Our communities will face significant environmental challenges in 2022. In the midst of a climate crisis and environmental injustice, our country — and the planet — begins a key year to remedy, or at least mitigate, the great catastrophes of the future. Although President Biden and his administration have made promises to address these emergencies, they are not able to deliver on their promises. We need concrete action.
One of them is the approval of the bill known as the “Build Back Better Act”, or BBBA. The Senate is still negotiating the BBBA. It could be the most important legislation in social services and infrastructure in almost 100 years. The law would help families in need with education and access for health services. It would also invest in technology that monitors and cleans up the environment. It would also invest billions to replace lead pipes, which continue to supply 22 million people with potentially polluted water. It will also provide hundreds of million of dollars to clean up toxic and polluting waste and monitor air quality. It will also accelerate the transition towards renewable energy if public and school electric transport are supported.
It all depends on the Senate passing the bill and the Biden administration applying these measures fairly. Based on our own experience, low-income communities of colour are those who have inherited the greatest amount of industrial pollution damage and exclusion from basic services.
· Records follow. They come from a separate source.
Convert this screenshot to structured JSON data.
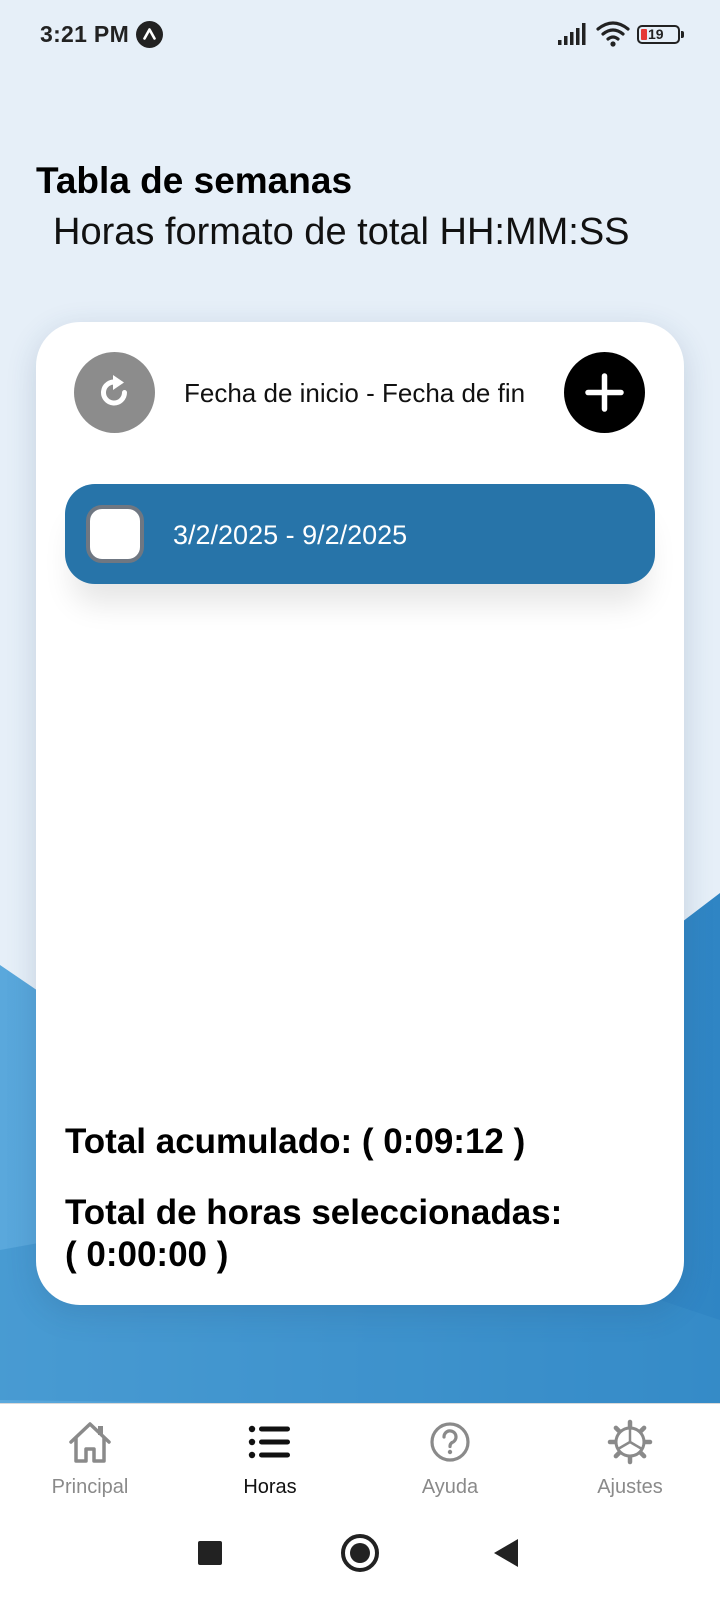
{
  "status_bar": {
    "time": "3:21 PM",
    "app_icon": "caret-up-badge-icon",
    "signal_icon": "cellular-signal-icon",
    "wifi_icon": "wifi-icon",
    "battery_level": "19"
  },
  "page": {
    "title": "Tabla de semanas",
    "subtitle": "Horas formato de total HH:MM:SS"
  },
  "card": {
    "refresh_icon": "refresh-icon",
    "header_label": "Fecha de inicio - Fecha de fin",
    "add_icon": "plus-icon",
    "weeks": [
      {
        "range": "3/2/2025 - 9/2/2025",
        "checked": false
      }
    ],
    "total_accumulated": "Total acumulado: ( 0:09:12 )",
    "total_selected_label": "Total de horas seleccionadas:",
    "total_selected_value": "( 0:00:00 )"
  },
  "bottom_nav": {
    "items": [
      {
        "label": "Principal",
        "icon": "home-icon",
        "active": false
      },
      {
        "label": "Horas",
        "icon": "list-icon",
        "active": true
      },
      {
        "label": "Ayuda",
        "icon": "help-circle-icon",
        "active": false
      },
      {
        "label": "Ajustes",
        "icon": "gear-icon",
        "active": false
      }
    ]
  },
  "colors": {
    "background": "#e6eff8",
    "wave_blue": "#3a8ecb",
    "week_row": "#2774a9",
    "add_button": "#000000",
    "refresh_button": "#8c8c8c"
  }
}
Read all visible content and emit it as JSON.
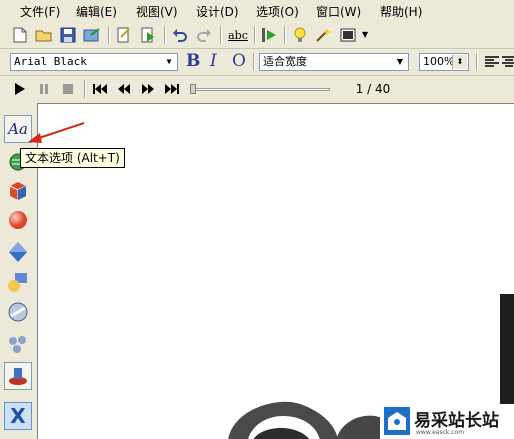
{
  "menu": {
    "items": [
      "文件(F)",
      "编辑(E)",
      "视图(V)",
      "设计(D)",
      "选项(O)",
      "窗口(W)",
      "帮助(H)"
    ]
  },
  "toolbar": {
    "spell_label": "abc"
  },
  "format": {
    "font_name": "Arial Black",
    "bold_label": "B",
    "italic_label": "I",
    "outline_label": "O",
    "width_mode": "适合宽度",
    "zoom": "100%"
  },
  "playback": {
    "page_indicator": "1 / 40"
  },
  "tools": {
    "text_tool_label": "Aa",
    "tooltip": "文本选项 (Alt+T)"
  },
  "watermark": {
    "brand": "易采站长站",
    "sub": "www.easck.com"
  },
  "colors": {
    "accent_red": "#d9261c",
    "brand_blue": "#1e6fc7"
  }
}
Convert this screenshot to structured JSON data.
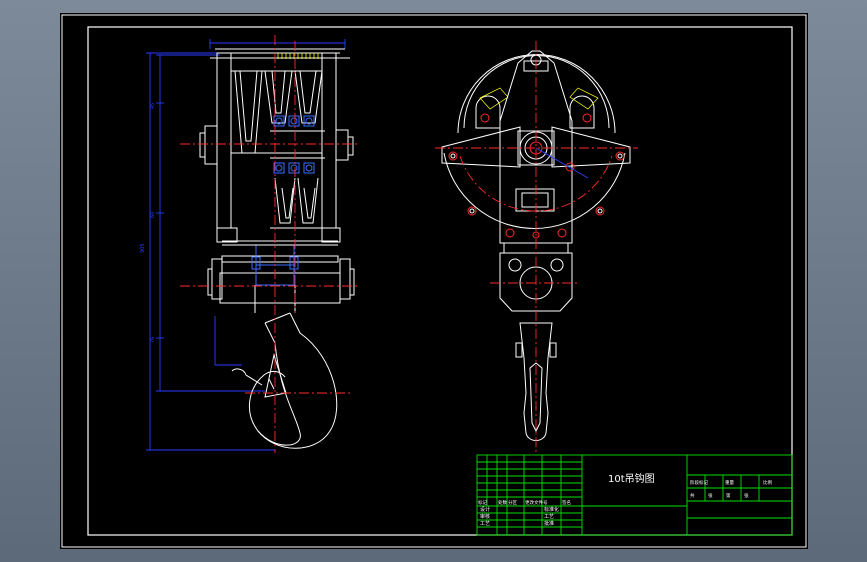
{
  "viewport": {
    "background": "#6e7b8a"
  },
  "sheet": {
    "background": "#000000",
    "frame_color": "#ffffff",
    "geometry_color": "#ffffff",
    "centerline_color": "#ff2a2a",
    "dimension_color": "#2a3dff",
    "section_color": "#3a6bff",
    "titleblock_color": "#00e000",
    "hatch_color": "#ffff00"
  },
  "title_block": {
    "drawing_title": "10t吊钩图",
    "left_rows": [
      [
        "标记",
        "处数",
        "分区",
        "更改文件号",
        "签名"
      ],
      [
        "设计",
        "",
        "",
        "标准化",
        ""
      ],
      [
        "审核",
        "",
        "",
        "工艺",
        ""
      ],
      [
        "工艺",
        "",
        "",
        "批准",
        ""
      ]
    ],
    "right_headers": [
      "阶段标记",
      "重量",
      "比例"
    ],
    "right_labels": [
      "共",
      "张",
      "第",
      "张"
    ]
  }
}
The work must start in these communities if we are to find solutions for our environmental crises. The Biden administration must deliver on its promise to invest at least 40% of federal resources in low-income communities of color – what it called Justice 40 – and address environmental injustice and the climate crisis.
Federal investments must be accompanied in reducing pollution and establishing strict limits on the energy, chemical, and plastic industries to eliminate or reduce emissions. This is true for industries like mining, which pollute rivers, oceans and lakes. These measures are extensive but can most easily be implemented by the Administration without the approval of Congress. These initiatives start with limiting the emissions of toxics like mercury, lead, and other pollutants so small that no filter is able to capture them. It is equally important to eliminate toxic pesticides, such as organophosphates. They continue to poison not only consumers, but also millions upon millions of agricultural workers, and their families.
In 2022, another opportunity to improve the environment is to stop investing fossil energy. To counter the current crisis, energy extraction from coal, oil, and gas will continue to be a problem. Biden must make real changes to federal policies that favor dirty industries. He should reverse decisions like granting rights for oil extraction off the Gulf of Mexico coast. He should also avoid bogus alternatives such as the petrochemical or natural gas industry. Your government should stop investing in these projects and make changes to existing laws to favor the most vulnerable.
We have to pay attention to issues that influence all kinds of policies – in addition to environmental ones – such as the protection of the right to vote and the access and transparency of political and civil processes, particularly for historically disadvantaged communities that tend to be of color and immigrants. . It is crucial to increase the federal government’s ability to implement environmental protection measures in our laws, and to punish industries that don’t respect them.
Also, racism and colonialism must be eliminated. To achieve zero-emissions energy, Puerto Rico’s political system must be equitably reformated.
These measures require a lot of effort from both the federal government and the public to make 2022 a landmark year. We have no time left to face the environmental crises facing us. We must act quickly. We, our children and future generations will pay a terrible price for not doing so and be judged for failing to prevent an environmental catastrophe.
Raúl García is the legislative director for healthy communities for Earthjustice.